End users rarely call to tell you that the application is running great, but in my experience, relying on users to report errors and slowness simply does not work. They tend to (at least in my case) report only a small fraction of errors. The first step in deciding whether or not to hire a DBA is to look at metrics (errors and excessive latency in my case). If you are not a DBA, you probably don’t have the knowledge to look deep into the database internals and make a sense of what you find.

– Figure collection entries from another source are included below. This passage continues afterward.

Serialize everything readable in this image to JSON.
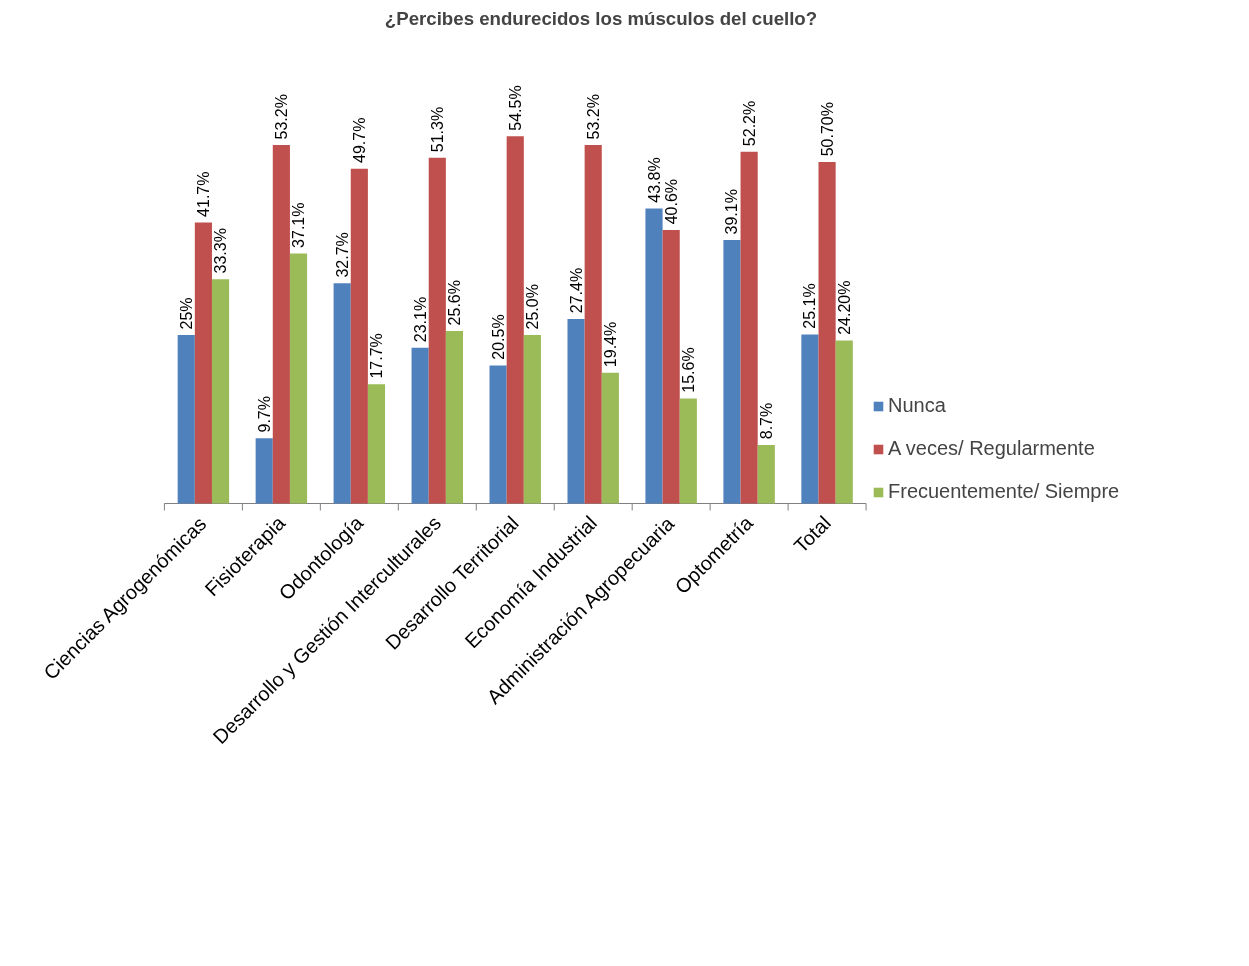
{
  "chart_data": {
    "type": "bar",
    "title": "¿Percibes endurecidos los músculos del cuello?",
    "categories": [
      "Ciencias Agrogenómicas",
      "Fisioterapia",
      "Odontología",
      "Desarrollo y Gestión Interculturales",
      "Desarrollo Territorial",
      "Economía Industrial",
      "Administración Agropecuaria",
      "Optometría",
      "Total"
    ],
    "series": [
      {
        "name": "Nunca",
        "color": "#4f81bd",
        "values": [
          25,
          9.7,
          32.7,
          23.1,
          20.5,
          27.4,
          43.8,
          39.1,
          25.1
        ],
        "value_labels": [
          "25%",
          "9.7%",
          "32.7%",
          "23.1%",
          "20.5%",
          "27.4%",
          "43.8%",
          "39.1%",
          "25.1%"
        ]
      },
      {
        "name": "A veces/ Regularmente",
        "color": "#c0504d",
        "values": [
          41.7,
          53.2,
          49.7,
          51.3,
          54.5,
          53.2,
          40.6,
          52.2,
          50.7
        ],
        "value_labels": [
          "41.7%",
          "53.2%",
          "49.7%",
          "51.3%",
          "54.5%",
          "53.2%",
          "40.6%",
          "52.2%",
          "50.70%"
        ]
      },
      {
        "name": "Frecuentemente/ Siempre",
        "color": "#9bbb59",
        "values": [
          33.3,
          37.1,
          17.7,
          25.6,
          25.0,
          19.4,
          15.6,
          8.7,
          24.2
        ],
        "value_labels": [
          "33.3%",
          "37.1%",
          "17.7%",
          "25.6%",
          "25.0%",
          "19.4%",
          "15.6%",
          "8.7%",
          "24.20%"
        ]
      }
    ],
    "tick_labels": "x",
    "grid": false,
    "legend": "right"
  }
}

I would suggest starting out with a high-level approach by using the application to measure and record all database errors and latency. This can be done by the developer and should take minimal coding. Developers need to be proactive and build error and latency tracking into their apps. All modern programming languages have the concept of a try-catch block, using this block, the developer can trap database errors such as SQL timeouts and deadlocks if you don’t have a monitoring tool in place. The developer can re-use the same basic code and wrap all database calling functions with error reporting code. You may also consider adding an instant alert when errors occur, this could be in the form of an email or SMS message. I particularly like this method, as it immediately lets me know if there is a major issue.
At some point, you will know that you have performance issues, but you may not understand how to solve them and keep your customers happy. A DBA understands your database in much more detail that you can imagine, knowing when you need a DBA is critical. Your team may be highly skilled but may not understand how indexes work, for example, or how much memory should be assigned to the instance.
I would say that it is time to hire a DBA when your own progress (as a developer) towards eliminating errors and reducing latency starts to slow. I use the word “starts” intentionally, as you don’t want to wait until you’re at a dead standstill with progress. Hire or outsource your DBA early, make your users and customers happier right now and save your precious time.
A SQL Server instance is more than just the place where the data goes. You must also understand security, high-availability, and what to do when things go wrong. A DBA is the best person to rely on to make sure that your data is always available, secure, and is not the bottleneck in your application.
My advice – If you’re not a DBA, don’t try to be a DBA.